Dr. Mefwiss shrugged.

“Well, thank you very much, Doctor. You can let yourself out, I think, and please don’t forget to return that passkey to the desk.”

When he left I picked up the telephone. “Roger? Jim.”

“Yes, Jim,” Roger said. “How did it go?”

“Ήe doesn’t think I ought to be moved at this time, so he’s not hospitalizing me just now, Roger. He’ll give you some prescriptions for me, I’d like you get them filled right away.”

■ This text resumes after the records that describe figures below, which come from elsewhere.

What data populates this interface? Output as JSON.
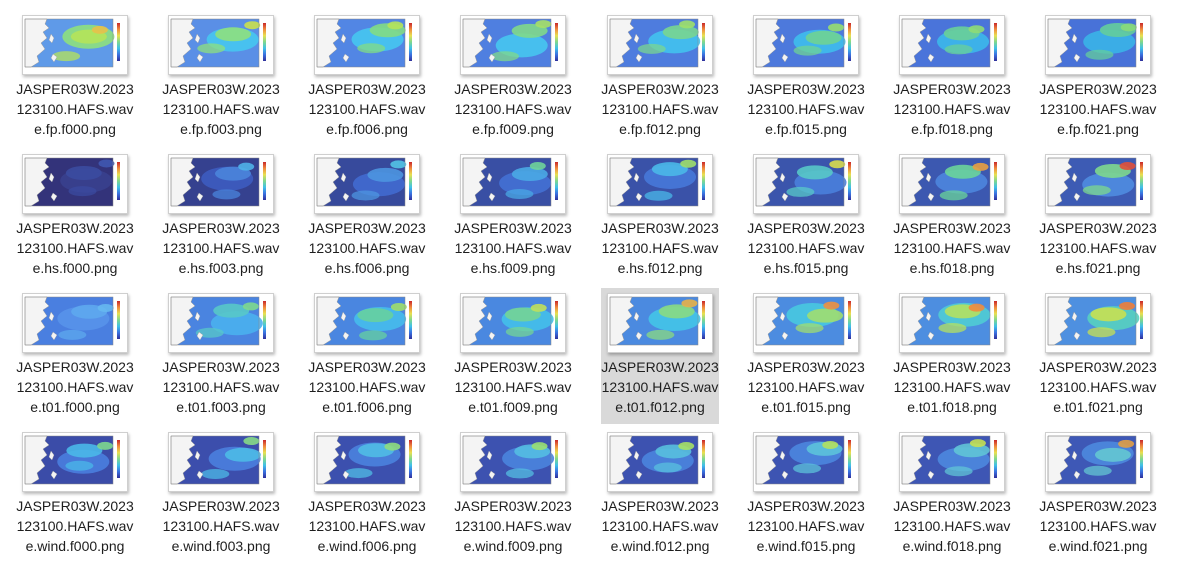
{
  "view": "file-explorer-large-icons",
  "selected_file": "JASPER03W.2023123100.HAFS.wave.t01.f012.png",
  "files": [
    {
      "name": "JASPER03W.2023123100.HAFS.wave.fp.f000.png",
      "thumbnail": "wave-period-map",
      "palette": [
        "#5f9ae8",
        "#8ee07e",
        "#b5e35a",
        "#e8c04a"
      ]
    },
    {
      "name": "JASPER03W.2023123100.HAFS.wave.fp.f003.png",
      "thumbnail": "wave-period-map",
      "palette": [
        "#5a8fe6",
        "#46c6f0",
        "#8ee07e",
        "#c9e04e"
      ]
    },
    {
      "name": "JASPER03W.2023123100.HAFS.wave.fp.f006.png",
      "thumbnail": "wave-period-map",
      "palette": [
        "#5286e4",
        "#46c6f0",
        "#82dc84",
        "#b5e35a"
      ]
    },
    {
      "name": "JASPER03W.2023123100.HAFS.wave.fp.f009.png",
      "thumbnail": "wave-period-map",
      "palette": [
        "#4f7fe0",
        "#46c6f0",
        "#7fd98a",
        "#a6e066"
      ]
    },
    {
      "name": "JASPER03W.2023123100.HAFS.wave.fp.f012.png",
      "thumbnail": "wave-period-map",
      "palette": [
        "#4e7cde",
        "#43c2ee",
        "#79d690",
        "#9fe06a"
      ]
    },
    {
      "name": "JASPER03W.2023123100.HAFS.wave.fp.f015.png",
      "thumbnail": "wave-period-map",
      "palette": [
        "#4d79dc",
        "#3fbdec",
        "#6fd394",
        "#97de70"
      ]
    },
    {
      "name": "JASPER03W.2023123100.HAFS.wave.fp.f018.png",
      "thumbnail": "wave-period-map",
      "palette": [
        "#4a74da",
        "#3cb8ea",
        "#69d098",
        "#8edc76"
      ]
    },
    {
      "name": "JASPER03W.2023123100.HAFS.wave.fp.f021.png",
      "thumbnail": "wave-period-map",
      "palette": [
        "#4872d8",
        "#3ab4e8",
        "#64cd9c",
        "#89da7a"
      ]
    },
    {
      "name": "JASPER03W.2023123100.HAFS.wave.hs.f000.png",
      "thumbnail": "wave-height-map",
      "palette": [
        "#33337a",
        "#38408e",
        "#3b4ba0",
        "#3f56b0"
      ]
    },
    {
      "name": "JASPER03W.2023123100.HAFS.wave.hs.f003.png",
      "thumbnail": "wave-height-map",
      "palette": [
        "#35418f",
        "#3d5cc0",
        "#4a84dc",
        "#4fb3e8"
      ]
    },
    {
      "name": "JASPER03W.2023123100.HAFS.wave.hs.f006.png",
      "thumbnail": "wave-height-map",
      "palette": [
        "#374a9c",
        "#416ad0",
        "#4d95e0",
        "#53c4e6"
      ]
    },
    {
      "name": "JASPER03W.2023123100.HAFS.wave.hs.f009.png",
      "thumbnail": "wave-height-map",
      "palette": [
        "#394fa4",
        "#4470d4",
        "#4aa8e4",
        "#6fd39a"
      ]
    },
    {
      "name": "JASPER03W.2023123100.HAFS.wave.hs.f012.png",
      "thumbnail": "wave-height-map",
      "palette": [
        "#3a52a8",
        "#4778d8",
        "#4ab8e8",
        "#9ede6a"
      ]
    },
    {
      "name": "JASPER03W.2023123100.HAFS.wave.hs.f015.png",
      "thumbnail": "wave-height-map",
      "palette": [
        "#3b55ac",
        "#4a7fdc",
        "#58c8c8",
        "#d8dc4e"
      ]
    },
    {
      "name": "JASPER03W.2023123100.HAFS.wave.hs.f018.png",
      "thumbnail": "wave-height-map",
      "palette": [
        "#3c58b0",
        "#4c86de",
        "#6ad49a",
        "#e8a040"
      ]
    },
    {
      "name": "JASPER03W.2023123100.HAFS.wave.hs.f021.png",
      "thumbnail": "wave-height-map",
      "palette": [
        "#3d5bb4",
        "#4f8ce0",
        "#7ed88e",
        "#e0503a"
      ]
    },
    {
      "name": "JASPER03W.2023123100.HAFS.wave.t01.f000.png",
      "thumbnail": "mean-period-map",
      "palette": [
        "#4a7fe0",
        "#5894ea",
        "#5ea8ee",
        "#66b8f0"
      ]
    },
    {
      "name": "JASPER03W.2023123100.HAFS.wave.t01.f003.png",
      "thumbnail": "mean-period-map",
      "palette": [
        "#4a84e0",
        "#4ab0ee",
        "#58c8c8",
        "#7ed88e"
      ]
    },
    {
      "name": "JASPER03W.2023123100.HAFS.wave.t01.f006.png",
      "thumbnail": "mean-period-map",
      "palette": [
        "#4a86e0",
        "#46bcec",
        "#66d0a0",
        "#9ede6a"
      ]
    },
    {
      "name": "JASPER03W.2023123100.HAFS.wave.t01.f009.png",
      "thumbnail": "mean-period-map",
      "palette": [
        "#4a88e0",
        "#44c0ea",
        "#74d496",
        "#c0e05a"
      ]
    },
    {
      "name": "JASPER03W.2023123100.HAFS.wave.t01.f012.png",
      "thumbnail": "mean-period-map",
      "palette": [
        "#4b8ae0",
        "#44c4e8",
        "#8ada82",
        "#e8b048"
      ]
    },
    {
      "name": "JASPER03W.2023123100.HAFS.wave.t01.f015.png",
      "thumbnail": "mean-period-map",
      "palette": [
        "#4c8ce0",
        "#48c8e0",
        "#a0de70",
        "#ee9040"
      ]
    },
    {
      "name": "JASPER03W.2023123100.HAFS.wave.t01.f018.png",
      "thumbnail": "mean-period-map",
      "palette": [
        "#4d8ee0",
        "#50ccd4",
        "#b4e060",
        "#f08a3e"
      ]
    },
    {
      "name": "JASPER03W.2023123100.HAFS.wave.t01.f021.png",
      "thumbnail": "mean-period-map",
      "palette": [
        "#4e90e0",
        "#58d0c0",
        "#c8e052",
        "#f07e3a"
      ]
    },
    {
      "name": "JASPER03W.2023123100.HAFS.wave.wind.f000.png",
      "thumbnail": "wind-speed-map",
      "palette": [
        "#3b4ca8",
        "#4a7ede",
        "#4ab8e8",
        "#7ed88e"
      ]
    },
    {
      "name": "JASPER03W.2023123100.HAFS.wave.wind.f003.png",
      "thumbnail": "wind-speed-map",
      "palette": [
        "#3c4eac",
        "#4a80de",
        "#4cbae6",
        "#86da86"
      ]
    },
    {
      "name": "JASPER03W.2023123100.HAFS.wave.wind.f006.png",
      "thumbnail": "wind-speed-map",
      "palette": [
        "#3c50ae",
        "#4a82de",
        "#50bce4",
        "#8edc7e"
      ]
    },
    {
      "name": "JASPER03W.2023123100.HAFS.wave.wind.f009.png",
      "thumbnail": "wind-speed-map",
      "palette": [
        "#3d52b0",
        "#4a84de",
        "#54bee2",
        "#9ade72"
      ]
    },
    {
      "name": "JASPER03W.2023123100.HAFS.wave.wind.f012.png",
      "thumbnail": "wind-speed-map",
      "palette": [
        "#3d52b0",
        "#4a84de",
        "#58c0de",
        "#a6e066"
      ]
    },
    {
      "name": "JASPER03W.2023123100.HAFS.wave.wind.f015.png",
      "thumbnail": "wind-speed-map",
      "palette": [
        "#3d54b2",
        "#4b86de",
        "#5cc2da",
        "#b2e05e"
      ]
    },
    {
      "name": "JASPER03W.2023123100.HAFS.wave.wind.f018.png",
      "thumbnail": "wind-speed-map",
      "palette": [
        "#3e56b4",
        "#4c88de",
        "#60c4d6",
        "#c4e052"
      ]
    },
    {
      "name": "JASPER03W.2023123100.HAFS.wave.wind.f021.png",
      "thumbnail": "wind-speed-map",
      "palette": [
        "#3e58b6",
        "#4d8ade",
        "#64c6d2",
        "#e0a046"
      ]
    }
  ]
}
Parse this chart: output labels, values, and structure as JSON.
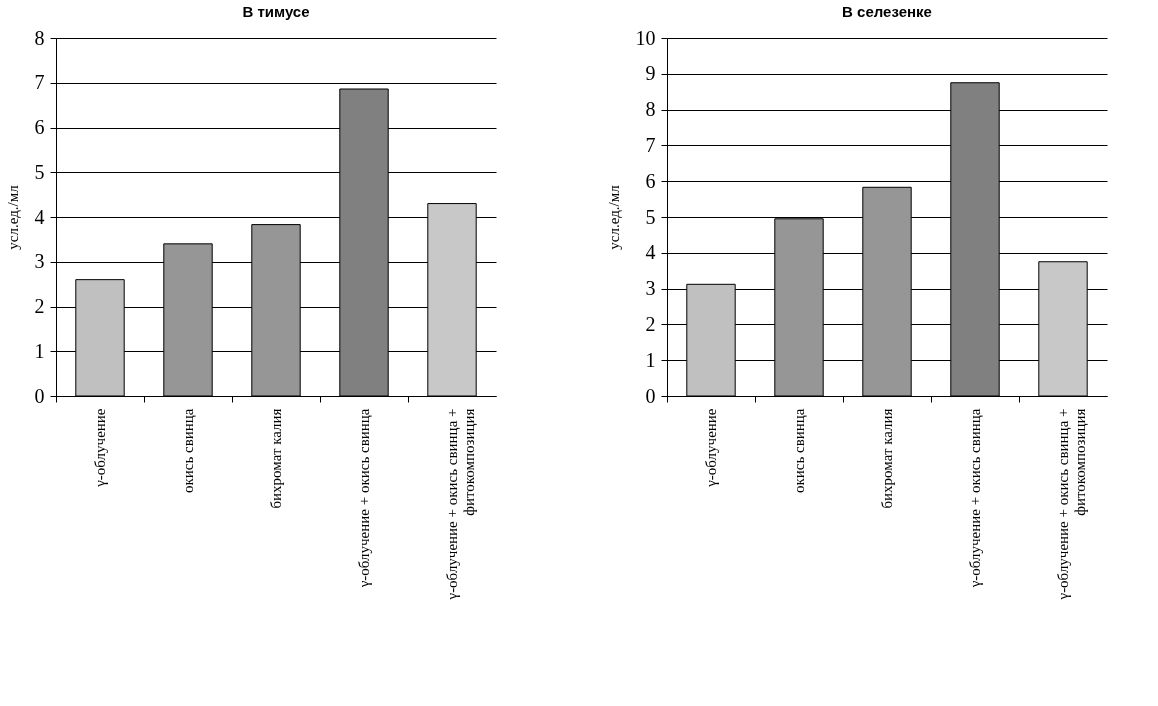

“Yes, of course,” Roger said worriedly.

“What about the rent?” I asked.

Roger hesitated.

“Come on, what happened?”

“She didn’t pay it, Jim.”

“Ah.”

“Maybe she just forgot.”

“Mind like a trap, Roger. Seven languages. Photographic memory.”

“Well, it’s only two days late. The office didn’t think anything of it.”

“The doctor said I had to rest,” I said wearily. “It’s tiring me to talk.”

“I understand,” Roger said.

“Get the prescriptions filled,” I said. I replaced the phone and then called him back immediately.

“Roger? There’s something else. That doctor… I don’t know. Ask around; something may be fishy. See what you can find out. I don’t have to tell you to be discreet.” I hung up.

Lying there, I had the sense that something which I had not wanted to happen was already beginning. At last I knew what it was. At any time during the past fifteen years someone could have asked me, “What’s troubling you, Boswell?” and I could have answered, “The three- hundred-pound bench press,” “John Sallow,” “A contact in New York,” “The Great,” “The Club,” “Death.” My life had been without real complexity. It had had the classic simplicity of an obstacle course, the routine excitement of anticipated emergencies. I had lived peculiarly untouched by what men call fate, and if I had sometimes missed complexity I had usually been able to see it as a proliferation of passions, something I was unqualified for. If I had ever regarded myself sentimentally, it was as a kind of hero manqué. No one could long grieve for what one was unsuited for by condition and will. No one could cry over unpoured milk. I lived untouched by fate still, but the other thing — complexity — was being gradually forced upon me, and only now was it clear that what I called “complexity” was not so much a proliferation of passions as a diminishment of them, a chipping away at whatever passion one could call his own. It was indeed a heart attack I had suffered, no matter what the doctor said. Real life, if not knowing where one stood were real life, was simply a question of subterranean manipulations, of contrivings, a robbing of Peter to pay Paul. The great thing was to be obsessed, to maintain one’s certainty, to be able to know arrogantly.